How Google, Anthropic, and OpenAI build AI-fluent teams

Published on
February 26, 2026
Last updated on
February 26, 2026
TL;DR
  • Google DeepMind proved that AI-supervised human tutors outperform either humans or AI working alone, but only when humans focus on motivation and relationship.
  • Anthropic's research partner built a four-part framework showing AI fluency is a human competency, not a technical one.
  • OpenAI's education lead says the most common mistake academy operators make is avoidance, and the fix is simpler than most teams think.
  • All three companies agree: intentional design beats bolting AI on every time.

Three of the world's leading AI labs spent years researching how humans learn with AI. Here are their biggest findings, compressed into one framework your team can use today.

The personalized tutor arrived. Most organizations missed it.

For 12 years, the edtech sector had one holy grail: personalized tutoring at scale. The idea was simple enough. If every learner could get one-on-one guidance tailored to exactly where they were, outcomes would transform. The problem was cost. You could not put a human tutor next to every learner.

Then, almost overnight, you could.

Siya Purohit, OpenAI's education go-to-market lead, describes the moment clearly. She had spent over a decade watching edtech companies try to crack personalization. When she first used ChatGPT, she realized the industry had finally arrived at what it had been chasing.

"ChatGPT was it. The personalized tutor we had been chasing for 12 years. The question now is whether organizations are using it intentionally or just bolting it on."

Siya Purohit, OpenAI Education

The technology existed. The hard part turned out to be the humans. How they designed around it, how they led teams through it, and how they built fluency rather than just access.

That is the question three of the world's most advanced AI labs have been quietly working on. Their answers, drawn from years of learning science research, randomized controlled trials, and hundreds of conversations with educators and organizations globally, converge in ways that should reshape how your team approaches AI in 2026.

GOOGLE DEEPMIND

Google DeepMind spent years asking what actually makes a good tutor

Most AI tools built for learning were built by technologists starting with the technology. The Google DeepMind Learn LM team started somewhere different: with students, teachers, pedagogy experts, and institutions across the world.

Kaiz Alarakyia, senior product manager at Google DeepMind and head of AI for Education research, describes the process as a deliberate choice. His team could have taken the capabilities of large language models and forced them into an education solution. Instead, they took a step back and asked what behaviors actually produce learning outcomes.

The result was five principles that any AI tutor, and any learning program powered by AI, should embody.

The five principles every AI learning tool should be built on

  • Inspire active learning
  • Manage cognitive load
  • Deepen metacognition
  • Stimulate curiosity
  • Adapt to a learner's goals and needs

These principles were not invented in a conference room. They emerged from semi-structured interviews and workshops with educators and students globally. And critically, Alarakyia's team found that none of them were present in existing AI models at the time.

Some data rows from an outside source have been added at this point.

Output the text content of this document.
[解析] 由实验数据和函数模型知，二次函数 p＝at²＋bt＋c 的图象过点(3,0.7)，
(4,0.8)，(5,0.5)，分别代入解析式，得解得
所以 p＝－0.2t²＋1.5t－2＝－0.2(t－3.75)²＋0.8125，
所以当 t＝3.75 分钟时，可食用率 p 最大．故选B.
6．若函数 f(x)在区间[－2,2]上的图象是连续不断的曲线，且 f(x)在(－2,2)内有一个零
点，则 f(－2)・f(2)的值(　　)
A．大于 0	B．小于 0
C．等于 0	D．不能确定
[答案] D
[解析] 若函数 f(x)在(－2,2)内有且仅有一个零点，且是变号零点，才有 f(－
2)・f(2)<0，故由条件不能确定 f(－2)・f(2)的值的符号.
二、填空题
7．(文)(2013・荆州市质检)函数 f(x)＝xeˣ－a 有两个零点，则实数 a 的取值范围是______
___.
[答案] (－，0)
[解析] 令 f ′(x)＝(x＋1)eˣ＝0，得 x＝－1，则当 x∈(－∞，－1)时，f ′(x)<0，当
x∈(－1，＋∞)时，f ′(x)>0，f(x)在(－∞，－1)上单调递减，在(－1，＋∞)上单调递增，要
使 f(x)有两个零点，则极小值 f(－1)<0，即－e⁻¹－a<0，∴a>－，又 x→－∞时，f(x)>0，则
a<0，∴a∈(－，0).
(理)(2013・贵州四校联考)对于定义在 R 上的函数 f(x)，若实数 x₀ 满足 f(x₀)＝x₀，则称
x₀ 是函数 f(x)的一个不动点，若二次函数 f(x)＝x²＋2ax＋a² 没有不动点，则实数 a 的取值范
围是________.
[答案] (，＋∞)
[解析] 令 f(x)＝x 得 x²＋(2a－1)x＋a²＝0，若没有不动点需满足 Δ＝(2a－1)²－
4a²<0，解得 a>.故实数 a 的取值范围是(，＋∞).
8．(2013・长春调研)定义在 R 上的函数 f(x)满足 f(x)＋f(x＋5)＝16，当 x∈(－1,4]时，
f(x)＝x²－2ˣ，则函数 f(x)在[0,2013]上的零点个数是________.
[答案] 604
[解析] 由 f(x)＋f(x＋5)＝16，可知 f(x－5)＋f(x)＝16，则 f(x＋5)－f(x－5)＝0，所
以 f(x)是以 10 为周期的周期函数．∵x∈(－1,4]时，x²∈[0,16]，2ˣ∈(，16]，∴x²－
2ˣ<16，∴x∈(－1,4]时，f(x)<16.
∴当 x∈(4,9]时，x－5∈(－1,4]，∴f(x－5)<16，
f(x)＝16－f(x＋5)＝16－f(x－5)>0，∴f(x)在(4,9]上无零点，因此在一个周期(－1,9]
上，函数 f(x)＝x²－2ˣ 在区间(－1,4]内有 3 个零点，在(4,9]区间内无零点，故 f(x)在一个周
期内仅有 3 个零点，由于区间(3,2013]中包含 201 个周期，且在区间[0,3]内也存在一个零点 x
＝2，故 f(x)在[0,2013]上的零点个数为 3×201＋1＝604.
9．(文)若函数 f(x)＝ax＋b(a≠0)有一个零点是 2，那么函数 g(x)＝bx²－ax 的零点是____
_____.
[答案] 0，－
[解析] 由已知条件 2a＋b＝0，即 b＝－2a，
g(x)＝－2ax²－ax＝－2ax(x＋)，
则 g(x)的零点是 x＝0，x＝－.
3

The first principle, inspiring active learning, had the most immediate impact. Every large language model is trained to be helpful, which means answering questions fully and immediately. That is exactly wrong for learning. A student who drops their homework into a chatbot and receives the answer has not learned anything.

"We had to find ways to change the model's behavior so that instead of giving away the answer, it relied on different pedagogical moves that engaged the learner to take control of their own learning."

Kaiz Alarakyia, Google DeepMind

This required retraining the model's instinct to be immediately helpful and replacing it with the instinct to be pedagogically useful. Those are not the same thing.

Why education is harder than winning the Nobel Prize

The Google DeepMind team also built AlphaFold, the AI that cracked protein folding and won the Nobel Prize. They built AlphaGo, the first AI to beat a world champion at Go. Alarakyia says education is harder than either.

Here is why. AlphaGo learned by playing millions of games and receiving a clear win-or-lose signal after each one. The feedback loop was tight, unambiguous, and scalable. You cannot do that with learning.

In pedagogy, there are almost unlimited possible moves at any given moment in a learning conversation. You cannot simulate learners who pretend not to know something, because AI systems find it extremely difficult to authentically model ignorance and then have a genuine aha moment. And the signal for success in learning is not a single win-or-lose outcome. Sometimes motivation increasing without knowledge shifting is the right result. Sometimes the impact only shows up months later in an assessment.

The practical implication: AI in learning cannot operate in isolation. The feedback loop that makes AI powerful in other domains requires a human to close it.

THE EXPERIMENT THAT CHANGED EVERYTHING

The study that proved human-supervised AI beats both

The clearest evidence for this comes from a randomized controlled trial that Alarakyia's team ran in partnership with Eedi, a UK-based math education startup. It tested three different ways to help students who had just made a mistake.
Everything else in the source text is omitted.